Julia Cho’s play about first and second generation Korean immigrants enjoyed a successful 2016 run off-Broadway, and is exactly the sort of work theaters in the D.C. suburbs should stage, provided they do some savvy marketing and get parishioners at the Korean churches just down the road to congregate at a theater.

That’s not to say only Asian-Americans will appreciate Cho’s play, which hits hard on universal themes like loving your family members even when the feelings don’t seem to be reciprocal. (A tip of the hat to Korean-American City Paper contributor Mike Paarlberg for explaining that the characters in Aubergine own multiple refrigerators because at least one is storing stinky kimchi, and illuminating a few other cultural details that not all patrons will appreciate.)

Everyman’s Vincent M. Lancisi directs a solid quartet of Asian actors led by Tony Nam as Ray, a 38-year-old chef who becomes so defeated once his father enters hospice care that he starts subsisting on beer and Ensure. Although an opening monologue seems unnecessary, and few of the flashback scenes are awkward, the play is otherwise well made, asking audiences to piece together what went wrong between father and son. It takes the arrival of Ray’s uncle (a very funny Song Kim) to bridge the gap between the two men. The dramatist’s trick is that Kim’s character provides the link without speaking English. He gestures, he laughs, and at some points Eunice Bae, playing Ray’s estranged girlfriend Cornelia, steps in to translate. Ray’s father (a bedridden Glenn Kubota) only speaks in flashback scenes, but you still get to know him as well as anyone else onstage.

It’s too late for Ray and his father to reconcile, but there is plenty of time for our protagonist to move forward in life with a higher capacity for empathy. Anyone who has ever felt unable to meet high parental expectations will relate, and perhaps wonder if family skeletons are driving Mom and Dad’s desire for their children to do differently or do better.
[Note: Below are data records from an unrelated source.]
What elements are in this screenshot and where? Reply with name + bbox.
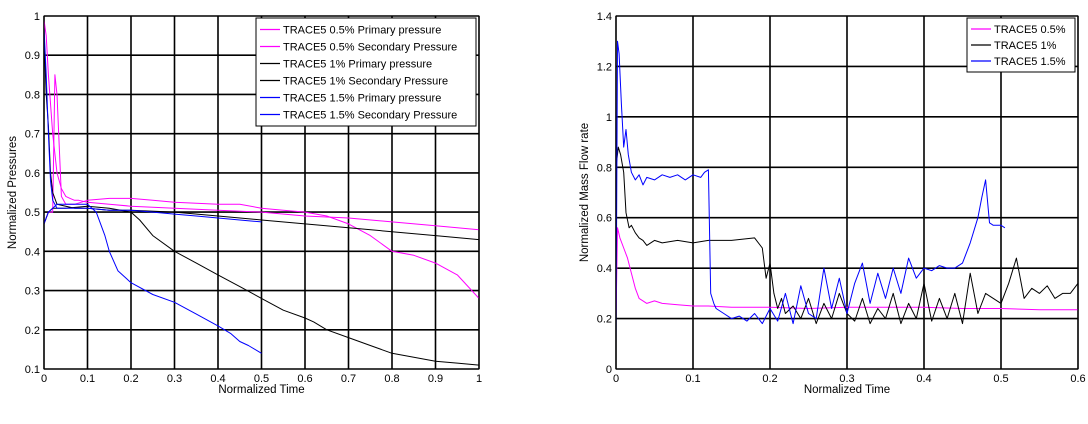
legend: TRACE5 0.5% Primary pressure TRACE5 0.5% … — [255, 17, 477, 127]
y-tick-label: 0.5 — [25, 207, 40, 219]
x-tick-label: 0.4 — [210, 373, 225, 385]
x-axis-label: Normalized Time — [218, 384, 304, 396]
y-tick-label: 0.3 — [25, 286, 40, 298]
y-tick-label: 0.6 — [597, 213, 612, 225]
legend: TRACE5 0.5% TRACE5 1% TRACE5 1.5% — [966, 17, 1076, 73]
x-tick-label: 0.5 — [254, 373, 269, 385]
legend-entry: TRACE5 1% Secondary Pressure — [283, 76, 448, 88]
y-tick-label: 0.4 — [25, 246, 40, 258]
y-tick-label: 1 — [34, 11, 40, 23]
x-tick-label: 0 — [613, 373, 619, 385]
x-tick-label: 0.3 — [839, 373, 854, 385]
axes-frame — [615, 15, 1079, 370]
series-group — [615, 40, 1079, 344]
y-tick-label: 0.8 — [597, 162, 612, 174]
chart-2: 0 0.1 0.2 0.3 0.4 0.5 0.6 0 0.2 0.4 0.6 0.8 1 1.2 1.4 N… — [579, 11, 1086, 396]
y-tick-label: 0.2 — [25, 325, 40, 337]
series-line-3 — [615, 40, 1006, 344]
legend-entry: TRACE5 0.5% Primary pressure — [283, 25, 441, 37]
x-tick-label: 0.5 — [993, 373, 1008, 385]
legend-entry: TRACE5 1.5% Secondary Pressure — [283, 110, 457, 122]
series-line-1 — [615, 227, 1078, 319]
legend-entry: TRACE5 1% — [994, 40, 1057, 52]
x-tick-label: 0.9 — [428, 373, 443, 385]
y-tick-label: 0.4 — [597, 263, 612, 275]
ticks: 0 0.1 0.2 0.3 0.4 0.5 0.6 0.7 0.8 0.9 10.10.20.30.… — [25, 11, 482, 385]
x-tick-label: 0.7 — [341, 373, 356, 385]
y-tick-label: 1 — [606, 112, 612, 124]
y-tick-label: 0.7 — [25, 129, 40, 141]
y-axis-label: Normalized Pressures — [7, 136, 19, 249]
legend-entry: TRACE5 1% Primary pressure — [283, 59, 432, 71]
legend-entry: TRACE5 0.5% — [994, 24, 1066, 36]
series-line-5 — [43, 27, 262, 223]
legend-entry: TRACE5 1.5% — [994, 56, 1066, 68]
chart-1: 0 0.1 0.2 0.3 0.4 0.5 0.6 0.7 0.8 0.9 10.10.20.30.… — [7, 11, 482, 396]
y-tick-label: 1.2 — [597, 61, 612, 73]
series-line-2 — [615, 146, 1079, 325]
y-tick-label: 0.6 — [25, 168, 40, 180]
y-tick-label: 0.1 — [25, 364, 40, 376]
legend-entry: TRACE5 0.5% Secondary Pressure — [283, 42, 457, 54]
x-tick-label: 0.2 — [762, 373, 777, 385]
x-tick-label: 0.2 — [123, 373, 138, 385]
series-line-6 — [43, 203, 262, 354]
y-tick-label: 0.9 — [25, 50, 40, 62]
x-tick-label: 0.6 — [297, 373, 312, 385]
ticks: 0 0.1 0.2 0.3 0.4 0.5 0.6 0 0.2 0.4 0.6 0.8 1 1.2 1.4 — [597, 11, 1086, 385]
axes-frame — [43, 15, 480, 370]
series-line-2 — [43, 74, 480, 299]
x-tick-label: 0.6 — [1070, 373, 1085, 385]
series-group — [43, 19, 480, 366]
x-tick-label: 0.4 — [916, 373, 931, 385]
x-tick-label: 0.1 — [685, 373, 700, 385]
y-tick-label: 0.8 — [25, 89, 40, 101]
legend-entry: TRACE5 1.5% Primary pressure — [283, 93, 441, 105]
y-axis-label: Normalized Mass Flow rate — [579, 123, 591, 262]
y-tick-label: 0.2 — [597, 314, 612, 326]
y-tick-label: 0 — [606, 364, 612, 376]
x-tick-label: 0 — [41, 373, 47, 385]
y-tick-label: 1.4 — [597, 11, 612, 23]
x-tick-label: 0.3 — [167, 373, 182, 385]
x-tick-label: 0.8 — [384, 373, 399, 385]
x-tick-label: 0.1 — [80, 373, 95, 385]
legend-box — [255, 17, 477, 127]
x-tick-label: 1 — [476, 373, 482, 385]
x-axis-label: Normalized Time — [804, 384, 890, 396]
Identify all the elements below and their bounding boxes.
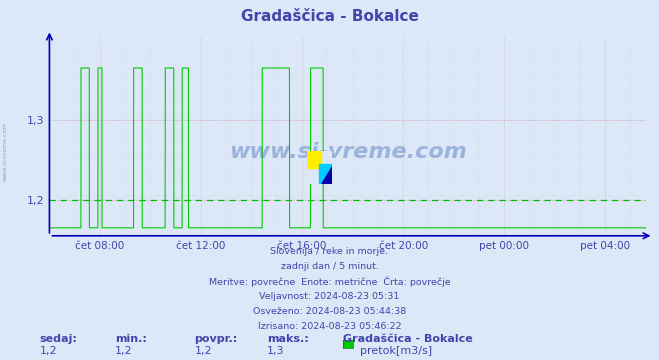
Text: 1,2: 1,2 <box>194 346 212 356</box>
Text: Slovenija / reke in morje.: Slovenija / reke in morje. <box>270 247 389 256</box>
Text: 1,3: 1,3 <box>267 346 285 356</box>
Text: Veljavnost: 2024-08-23 05:31: Veljavnost: 2024-08-23 05:31 <box>259 292 400 301</box>
Text: Izrisano: 2024-08-23 05:46:22: Izrisano: 2024-08-23 05:46:22 <box>258 322 401 331</box>
Text: zadnji dan / 5 minut.: zadnji dan / 5 minut. <box>281 262 378 271</box>
Text: maks.:: maks.: <box>267 334 308 344</box>
Text: sedaj:: sedaj: <box>40 334 77 344</box>
Text: www.si-vreme.com: www.si-vreme.com <box>229 142 467 162</box>
Text: 1,2: 1,2 <box>115 346 133 356</box>
Text: Osveženo: 2024-08-23 05:44:38: Osveženo: 2024-08-23 05:44:38 <box>253 307 406 316</box>
Text: Gradaščica - Bokalce: Gradaščica - Bokalce <box>343 334 473 344</box>
Polygon shape <box>307 152 321 168</box>
Text: 1,2: 1,2 <box>40 346 57 356</box>
Text: min.:: min.: <box>115 334 147 344</box>
Text: www.si-vreme.com: www.si-vreme.com <box>3 121 8 181</box>
Polygon shape <box>321 166 332 184</box>
Text: povpr.:: povpr.: <box>194 334 238 344</box>
Polygon shape <box>318 165 332 184</box>
Text: Gradaščica - Bokalce: Gradaščica - Bokalce <box>241 9 418 24</box>
Text: pretok[m3/s]: pretok[m3/s] <box>360 346 432 356</box>
Text: Meritve: povrečne  Enote: metrične  Črta: povrečje: Meritve: povrečne Enote: metrične Črta: … <box>209 277 450 287</box>
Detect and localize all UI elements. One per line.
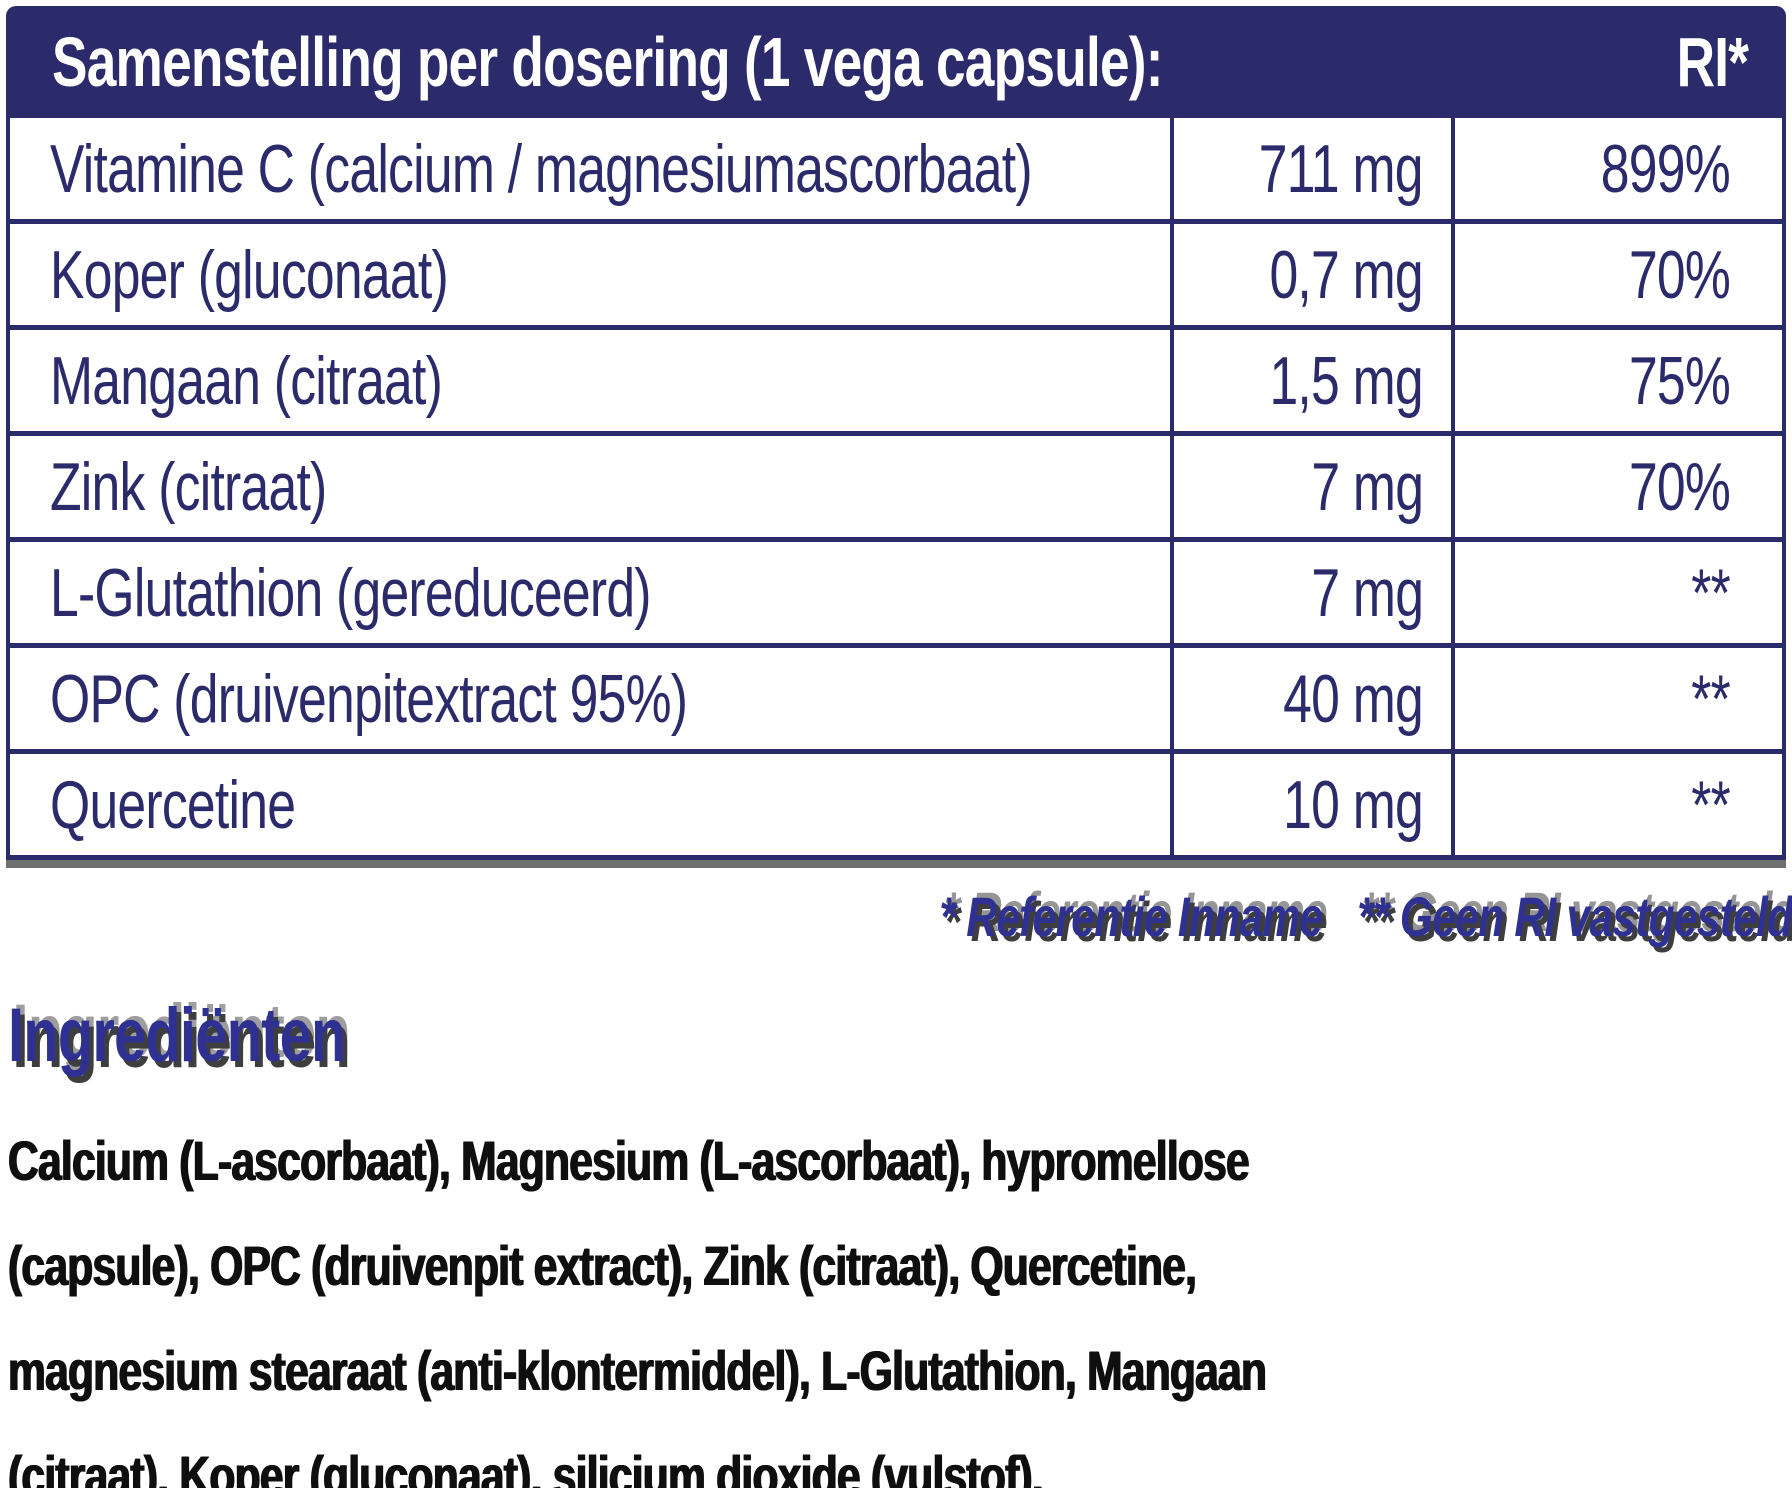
nutrient-name: Zink (citraat): [50, 448, 327, 525]
table-row: Quercetine 10 mg **: [10, 754, 1782, 855]
nutrient-ri: 899%: [1600, 130, 1731, 207]
nutrient-name: Koper (gluconaat): [50, 236, 449, 313]
ri-column-label: RI*: [1676, 23, 1748, 101]
nutrient-ri: **: [1691, 766, 1730, 843]
nutrient-name: L-Glutathion (gereduceerd): [50, 554, 652, 631]
nutrient-amount: 40 mg: [1170, 648, 1455, 749]
table-row: OPC (druivenpitextract 95%) 40 mg **: [10, 648, 1782, 754]
nutrient-name: OPC (druivenpitextract 95%): [50, 660, 688, 737]
nutrient-ri: **: [1691, 554, 1730, 631]
nutrient-ri: **: [1691, 660, 1730, 737]
ingredients-heading: Ingrediënten: [8, 993, 346, 1078]
nutrient-amount: 711 mg: [1170, 118, 1455, 219]
footnote-line: * Referentie Inname ** Geen RI vastgestel…: [939, 884, 1792, 949]
nutrient-name: Vitamine C (calcium / magnesiumascorbaat…: [50, 130, 1033, 207]
ingredients-line: Calcium (L-ascorbaat), Magnesium (L-asco…: [8, 1129, 1250, 1192]
composition-table-header: Samenstelling per dosering (1 vega capsu…: [6, 6, 1786, 118]
ingredients-paragraph: Calcium (L-ascorbaat), Magnesium (L-asco…: [8, 1108, 1788, 1488]
table-row: L-Glutathion (gereduceerd) 7 mg **: [10, 542, 1782, 648]
nutrient-ri: 70%: [1628, 236, 1731, 313]
table-footnote: * Referentie Inname ** Geen RI vastgestel…: [0, 884, 1792, 949]
table-row: Zink (citraat) 7 mg 70%: [10, 436, 1782, 542]
nutrient-amount: 10 mg: [1170, 754, 1455, 855]
footnote-no-ri: ** Geen RI vastgesteld: [1356, 885, 1792, 948]
table-row: Koper (gluconaat) 0,7 mg 70%: [10, 224, 1782, 330]
nutrient-amount: 7 mg: [1170, 436, 1455, 537]
nutrient-amount: 0,7 mg: [1170, 224, 1455, 325]
composition-table: Samenstelling per dosering (1 vega capsu…: [6, 6, 1786, 860]
nutrient-name: Mangaan (citraat): [50, 342, 443, 419]
nutrient-ri: 75%: [1628, 342, 1731, 419]
nutrient-amount: 7 mg: [1170, 542, 1455, 643]
table-title: Samenstelling per dosering (1 vega capsu…: [52, 23, 1163, 101]
nutrient-amount: 1,5 mg: [1170, 330, 1455, 431]
ingredients-line: (citraat), Koper (gluconaat), silicium d…: [8, 1444, 1044, 1488]
nutrient-ri: 70%: [1628, 448, 1731, 525]
composition-table-body: Vitamine C (calcium / magnesiumascorbaat…: [6, 118, 1786, 860]
nutrient-name: Quercetine: [50, 766, 296, 843]
footnote-ri-reference: * Referentie Inname: [939, 885, 1323, 948]
table-row: Vitamine C (calcium / magnesiumascorbaat…: [10, 118, 1782, 224]
ingredients-line: magnesium stearaat (anti-klontermiddel),…: [8, 1339, 1267, 1402]
ingredients-line: (capsule), OPC (druivenpit extract), Zin…: [8, 1234, 1197, 1297]
table-row: Mangaan (citraat) 1,5 mg 75%: [10, 330, 1782, 436]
The title Aubergine references the French word for eggplant. A few of the foodie interludes in the play feel forced, but there’s always a point, and sometimes fresh pastrami. When a Francophone immigrant hospice nurse played by Jefferson A. Russell starts reminiscing about his favorite vegetable back home, he opines, “[An eggplant] sounds like an ugly, milky white, sickly thing. But ‘aubergine,’ ahh. That starts to approach the beauty of the thing itself.”

It’s all a matter of perspective. Not every American family has four refrigerators, but nearly all have a recipe that takes an ordinary food, prepares it with love, and makes eating a revelatory communal experience.